Érase una vez un país en el que sus habitantes, desde su nacimiento, no lograban entenderse. No obstante hablar el mismo idioma, los malentendidos eran cada vez mayores y más mortíferos. Al parecer, el origen de tan absurda incomprensión se remontaba al surgimiento mismo de la Nación. Entonces, una radical división entre dos bandos, Centralistas y Federalistas[1], frustró su nacimiento y consolidación. Fue un aborto provocado por las ambiciones de cada bando, que permitió a la Corona española recobrar su dominio. Tal pareciera que esa división sectaria nos impuso, como un hado maléfico y una tendencia política inexorable, la imposibilidad de pensar en términos de unidad nacional. Suficiente sería con recordar la sangrienta vorágine de las nueve guerras civiles nacionales durante el siglo XIX[2]. El tránsito al siglo XX con la guerra de los Mil días. Luego, aquel 9 de abril de 1948, que fue mucho más que el magnicidio de Jorge Eliecer Gaitán, ese hombre que se reclamaba y encarnaba el pueblo: “Yo no soy un hombre, soy un pueblo”[3].

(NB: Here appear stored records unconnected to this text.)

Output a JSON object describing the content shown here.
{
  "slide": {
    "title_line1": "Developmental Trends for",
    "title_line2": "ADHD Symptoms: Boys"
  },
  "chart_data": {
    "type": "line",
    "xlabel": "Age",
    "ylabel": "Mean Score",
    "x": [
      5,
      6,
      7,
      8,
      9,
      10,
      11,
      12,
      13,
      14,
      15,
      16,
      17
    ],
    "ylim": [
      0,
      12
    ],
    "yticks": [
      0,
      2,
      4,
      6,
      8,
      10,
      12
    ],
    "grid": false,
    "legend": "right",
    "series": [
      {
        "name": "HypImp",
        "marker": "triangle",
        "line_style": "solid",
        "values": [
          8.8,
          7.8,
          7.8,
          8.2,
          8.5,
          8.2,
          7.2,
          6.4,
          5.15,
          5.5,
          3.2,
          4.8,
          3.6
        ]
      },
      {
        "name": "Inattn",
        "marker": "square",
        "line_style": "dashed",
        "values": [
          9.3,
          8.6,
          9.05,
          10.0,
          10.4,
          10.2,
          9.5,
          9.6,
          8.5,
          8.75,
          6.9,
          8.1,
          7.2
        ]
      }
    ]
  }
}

EL PAÍS POLÍTICO CONTRA EL PAÍS NACIONAL

Después de correr ríos de sangre, su magnicidio se transformó en el triunfo del llamado “País Político” sobre el “País Nacional”[4], bajo la fórmula política del Frente Nacional, que instauró el mito incólume del nacimiento de la democracia. Mito convertido en una mitomanía, pues en realidad lo que consagró fue la repartición milimétrica, “miti-miti”, del Estado entre mercaderes y traficantes de lo público, cubiertos con banderas rojas y azules, que expropiaron sutilmente los derechos políticos, sociales y económicos a las mayorías nacionales y su libre ejercicio ciudadano. En lugar de un Estado democrático, el Frente Nacional creó y consolidó un Estado cacocrático[5]. Por eso fue imposible forjar una ciudadanía autónoma y surgieron clientelas y siervos atados a la burocracia, el asistencialismo y los negocios de los llamados líderes naturales, rojos y azules. En realidad, más siervos que ciudadanos, pues cada cuatro años votaban dócilmente por aquel candidato-presidente que esos líderes ya habían designado en sus conciliábulos de caballeros. Empezando por Alberto Lleras Camargo (liberal), luego Guillermo León Valencia (conservador), Carlos Lleras Restrepo (liberal) y Misael Pastrana Borrero (conservador). Los electores en realidad no elegían, solo ratificaban lo decidido cada cuatro años por esos caballeros que llevaban la rienda de un monstruoso corcel llamado democracia. Monstruoso, pues la mayor parte de los 16 años de existencia del Frente Nacional gobernaron bajo estado de sitio y la abstención fue creciendo paulatinamente, hasta llegar al 61% en 1966. Sólo en 1970 la participación electoral asciende al 49%, cuando se presentó a la contienda Gustavo Rojas Pinilla, como candidato de la Alianza Nacional Popular (ANAPO). El País Nacional se sabía y sentía expropiado y engañado por ese “País Político” y su democracia de negociantes, que prosperaba indolentemente a la par de sus ganancias. El malentendido nacional se convirtió en una Nación malentendida. A tal punto que, cuando el pueblo tuvo la oportunidad de votar por un candidato diferente al binomio rojo y azul, lo hizo por quien había interrumpido en 1953 la sangría desatada y azuzada por esos “caballeros” y votó por el general Gustavo Rojas Pinilla.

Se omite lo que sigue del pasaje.